No 2: Adaptive Communications Capabilities
Robust processing power in the endpoint combined with advancements in software-defined communications also are helping solve critical connectivity and communication performance challenges that have long frustrated utilities deploying single-communications networks. Communication modules now combine radio frequency, powerline carrier and Wi-Fi communications on the same chip set. This enables dynamic and continuous selection of the optimal communications path and the most appropriate frequency modulation based on network operating conditions, data attributes and application requirements. This new platform also provides peer-to-peer and local broadcast communications capabilities, allowing grid edge devices to talk to each other individually or communicate with select groups of devices simultaneously to support new distributed analytics use cases.
No. 3: Multilingual Abilities
Robust processing power and memory also allow smart meters and grid sensors to provide a unified software and computing platform that simultaneously supports multiple communication and application protocols. Smart meters or grid devices can “speak the language” of not only smart metering, but also, for example, distribution automation (DNP3 or IEC 61850), load control/demand response (OpenADR) and home area network (SEP 1.X and 2.0, Homeplug). This communication fluency enables localized communication and coordinated action among diverse grid devices to respond to changing conditions at the edge of the network.
No. 4: Locational Awareness of Devices
Historically, the inability of smart meters to know exactly where they are on the distribution network has been the greatest obstacle to leveraging smart meter data and communication capabilities for real-time grid operations. Now, for the first time, smart meters are intuitively and continuously aware of where they are in relation to other grid assets (e.g. feeders, circuits, phases, transformers, distributed generation, other meters). This awareness is enabled by continuous monitoring and algorithmic interpretation of electrical characteristics relative to various grid devices within the network. This continuous self-awareness opens up an entirely new approach to smart grid applications that were simply beyond reach before without a reliable, continually-updated connectivity model.
Putting the Active Grid to Work
With these capabilities in place, utilities can use this distributed intelligence to solve specific business challenges that, until now, were neither practical nor affordable to solve. Core applications, including real-time diversion detection, detection of unsafe grid conditions, outage detection and analysis and transform load management, have the potential to significantly improve the return-on-investment for smart metering technology.
Diversion Detection in Real-Time
Electricity theft has a material financial impact on utilities and their customers throughout the world. While worldwide electricity theft is estimated to be in the range of 8 percent of revenues, in some regions, non-technical loss resulting from diversion (theft) represents 20 to 30 percent of revenue. That’s a huge number, but it also represents a significant opportunity to improve a utility’s financial performance.
Even with current generation smart metering technology, detecting energy theft can be an inefficient and laborious exercise of analyzing historical data from disparate systems and drawing inferences about where diversion might be taking place.
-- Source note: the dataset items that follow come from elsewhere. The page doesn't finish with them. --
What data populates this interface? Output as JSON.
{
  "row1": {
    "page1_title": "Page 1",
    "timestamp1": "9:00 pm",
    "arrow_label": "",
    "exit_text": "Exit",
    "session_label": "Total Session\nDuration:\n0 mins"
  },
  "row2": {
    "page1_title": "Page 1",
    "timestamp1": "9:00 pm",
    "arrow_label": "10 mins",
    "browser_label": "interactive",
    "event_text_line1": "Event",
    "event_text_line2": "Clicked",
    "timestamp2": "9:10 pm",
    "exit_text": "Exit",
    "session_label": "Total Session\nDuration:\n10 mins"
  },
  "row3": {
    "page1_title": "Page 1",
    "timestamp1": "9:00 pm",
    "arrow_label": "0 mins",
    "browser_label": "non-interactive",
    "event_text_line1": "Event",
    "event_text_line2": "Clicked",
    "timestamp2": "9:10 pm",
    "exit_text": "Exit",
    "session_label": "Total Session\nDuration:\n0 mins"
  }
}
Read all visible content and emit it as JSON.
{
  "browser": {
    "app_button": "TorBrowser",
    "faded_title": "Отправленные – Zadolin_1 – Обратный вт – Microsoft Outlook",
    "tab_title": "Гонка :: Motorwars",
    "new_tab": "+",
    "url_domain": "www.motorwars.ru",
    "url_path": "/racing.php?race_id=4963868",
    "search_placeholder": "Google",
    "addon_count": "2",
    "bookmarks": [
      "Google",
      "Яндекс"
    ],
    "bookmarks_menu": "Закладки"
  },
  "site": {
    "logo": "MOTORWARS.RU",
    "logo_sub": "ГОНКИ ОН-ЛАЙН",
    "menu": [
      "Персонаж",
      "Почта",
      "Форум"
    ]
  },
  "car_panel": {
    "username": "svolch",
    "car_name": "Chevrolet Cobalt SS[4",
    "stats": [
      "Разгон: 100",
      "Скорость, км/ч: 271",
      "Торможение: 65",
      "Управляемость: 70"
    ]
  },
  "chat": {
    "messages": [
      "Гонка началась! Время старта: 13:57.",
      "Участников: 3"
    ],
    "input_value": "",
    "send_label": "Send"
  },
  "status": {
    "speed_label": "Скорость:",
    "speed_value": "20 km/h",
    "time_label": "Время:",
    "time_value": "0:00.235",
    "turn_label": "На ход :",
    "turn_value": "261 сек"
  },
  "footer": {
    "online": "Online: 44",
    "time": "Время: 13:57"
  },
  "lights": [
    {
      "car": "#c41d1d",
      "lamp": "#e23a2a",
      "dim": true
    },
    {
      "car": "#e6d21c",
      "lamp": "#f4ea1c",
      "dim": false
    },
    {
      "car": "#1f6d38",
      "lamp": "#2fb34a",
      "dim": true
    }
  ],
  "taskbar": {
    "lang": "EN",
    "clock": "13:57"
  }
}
With the active grid’s distributed intelligence, diversion detection can be based on real-time, continuous and localized analysis of changes in electricity current flows and voltage levels in the distribution network. This can quickly distinguish legitimate metered loads vs. those from theft.
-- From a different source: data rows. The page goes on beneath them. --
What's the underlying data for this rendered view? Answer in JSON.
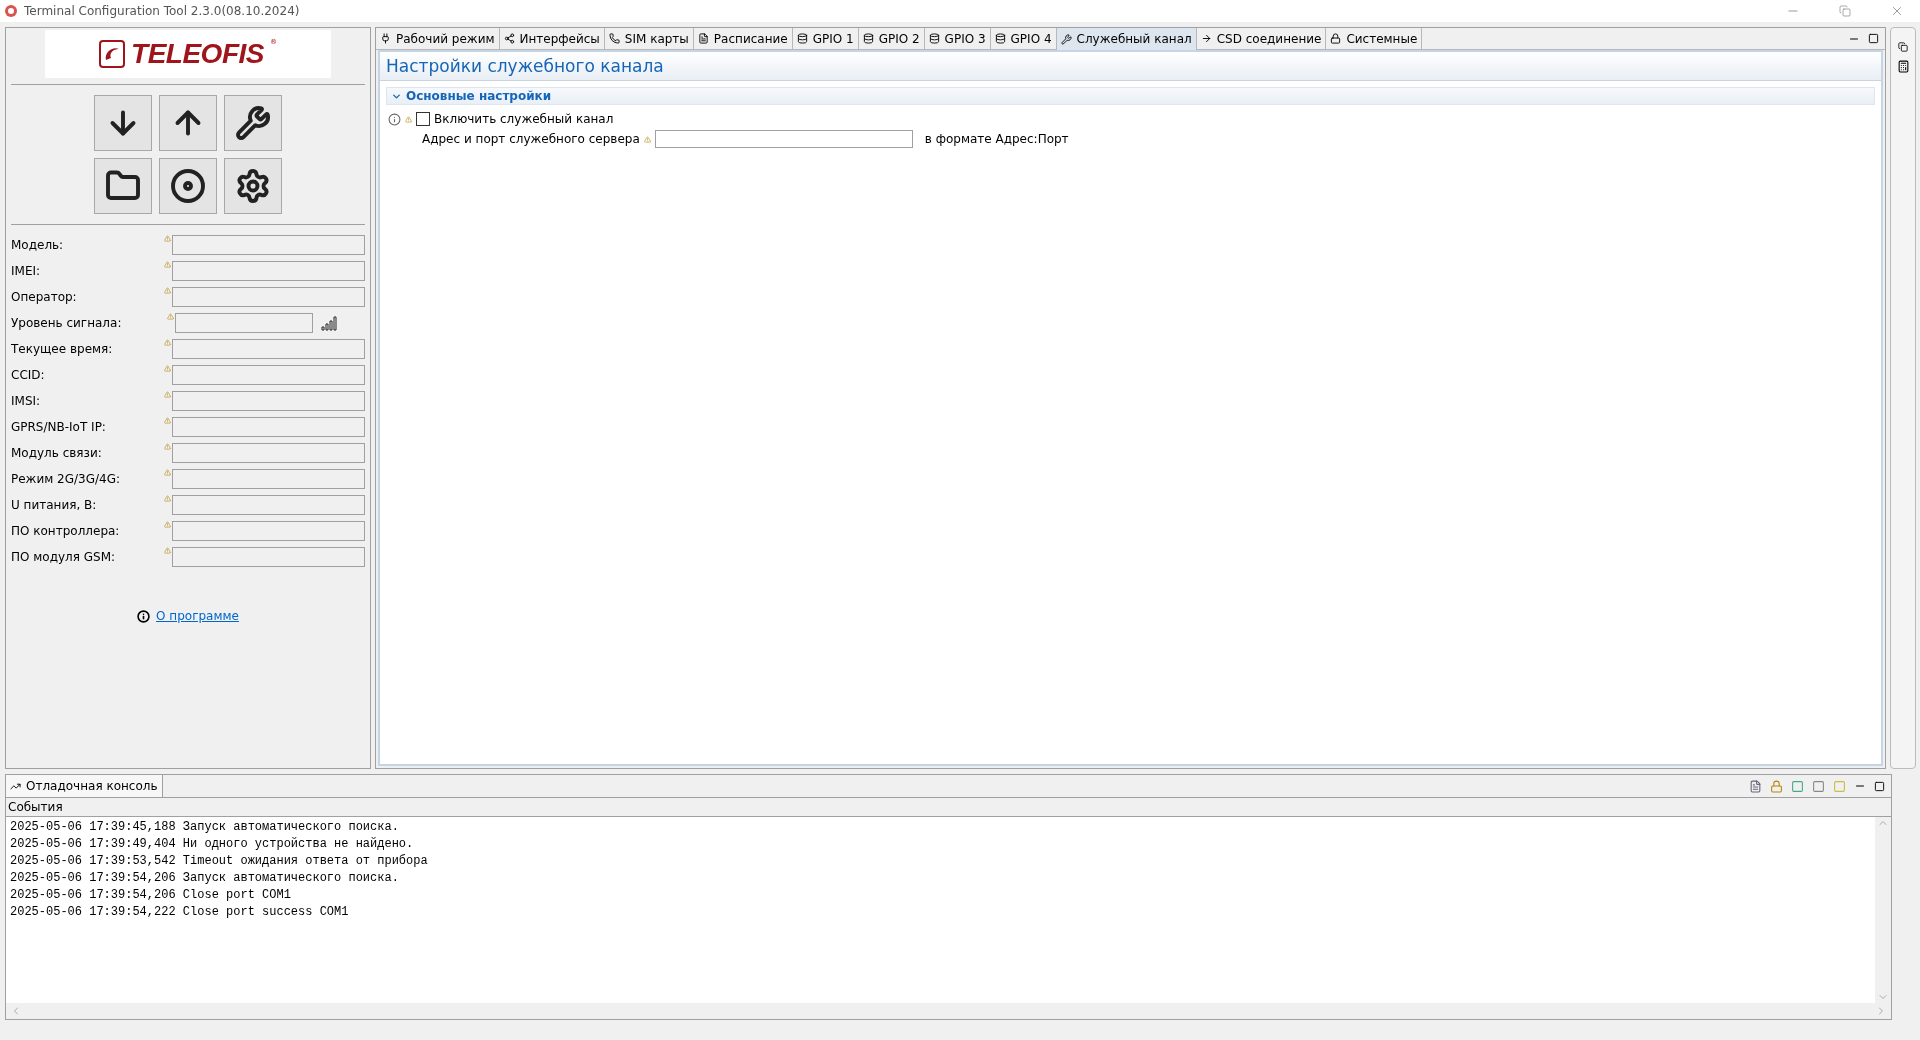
{
  "window": {
    "title": "Terminal Configuration Tool 2.3.0(08.10.2024)"
  },
  "logo": {
    "text": "TELEOFIS",
    "mark": "®"
  },
  "device_info": [
    {
      "label": "Модель:",
      "kind": "text"
    },
    {
      "label": "IMEI:",
      "kind": "text"
    },
    {
      "label": "Оператор:",
      "kind": "text"
    },
    {
      "label": "Уровень сигнала:",
      "kind": "signal"
    },
    {
      "label": "Текущее время:",
      "kind": "text"
    },
    {
      "label": "CCID:",
      "kind": "text"
    },
    {
      "label": "IMSI:",
      "kind": "text"
    },
    {
      "label": "GPRS/NB-IoT IP:",
      "kind": "text"
    },
    {
      "label": "Модуль связи:",
      "kind": "text"
    },
    {
      "label": "Режим 2G/3G/4G:",
      "kind": "text"
    },
    {
      "label": "U питания, В:",
      "kind": "text"
    },
    {
      "label": "ПО контроллера:",
      "kind": "text"
    },
    {
      "label": "ПО модуля GSM:",
      "kind": "text"
    }
  ],
  "about_link": "О программе",
  "tabs": [
    {
      "label": "Рабочий режим",
      "kind": "plug",
      "selected": false
    },
    {
      "label": "Интерфейсы",
      "kind": "nodes",
      "selected": false
    },
    {
      "label": "SIM карты",
      "kind": "phone",
      "selected": false
    },
    {
      "label": "Расписание",
      "kind": "doc",
      "selected": false
    },
    {
      "label": "GPIO 1",
      "kind": "db",
      "selected": false
    },
    {
      "label": "GPIO 2",
      "kind": "db",
      "selected": false
    },
    {
      "label": "GPIO 3",
      "kind": "db",
      "selected": false
    },
    {
      "label": "GPIO 4",
      "kind": "db",
      "selected": false
    },
    {
      "label": "Служебный канал",
      "kind": "wrench",
      "selected": true
    },
    {
      "label": "CSD соединение",
      "kind": "arrow",
      "selected": false
    },
    {
      "label": "Системные",
      "kind": "lock",
      "selected": false
    }
  ],
  "page_title": "Настройки служебного канала",
  "section": {
    "title": "Основные настройки",
    "expanded": true
  },
  "enable_channel": {
    "label": "Включить служебный канал",
    "checked": false
  },
  "server_address": {
    "label": "Адрес и порт служебного сервера",
    "hint": "в формате Адрес:Порт"
  },
  "console": {
    "tab": "Отладочная консоль",
    "header": "События",
    "lines": [
      "2025-05-06 17:39:45,188 Запуск автоматического поиска.",
      "2025-05-06 17:39:49,404 Ни одного устройства не найдено.",
      "2025-05-06 17:39:53,542 Timeout ожидания ответа от прибора",
      "2025-05-06 17:39:54,206 Запуск автоматического поиска.",
      "2025-05-06 17:39:54,206 Close port COM1",
      "2025-05-06 17:39:54,222 Close port success COM1"
    ]
  }
}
The meter’s ability to communicate directly with other meters at different network levels, and knowing the exact location of these meters on the distribution system allows systems to identify when current did not go through a meter and is drawn on a transformer’s secondary. This ability greatly increases the accuracy and timeliness of diversion detection.
Detection of Unsafe Grid Conditions
High impedance connections (HIC) or “hot spots” on the low-voltage distribution system represent a safety risk, while also causing customer voltage problems and utility energy losses. A high impedance connection is simply a poor electrical connection that can be created when splicing, tapping or connecting wires, when foliage touches a line, or when a cable or connection fails.
When current is drawn through the high impedance connection, heating occurs and voltage drop across the connection occurs. As heating continues, the connection is further degraded, causing the HIC to worsen over time. Symptoms begin as voltage problems and can ultimately deteriorate to power outages or fires or both.
Until now, there has been no practical way to identify and resolve these issues until they lead to significant voltage problems, failure or fire.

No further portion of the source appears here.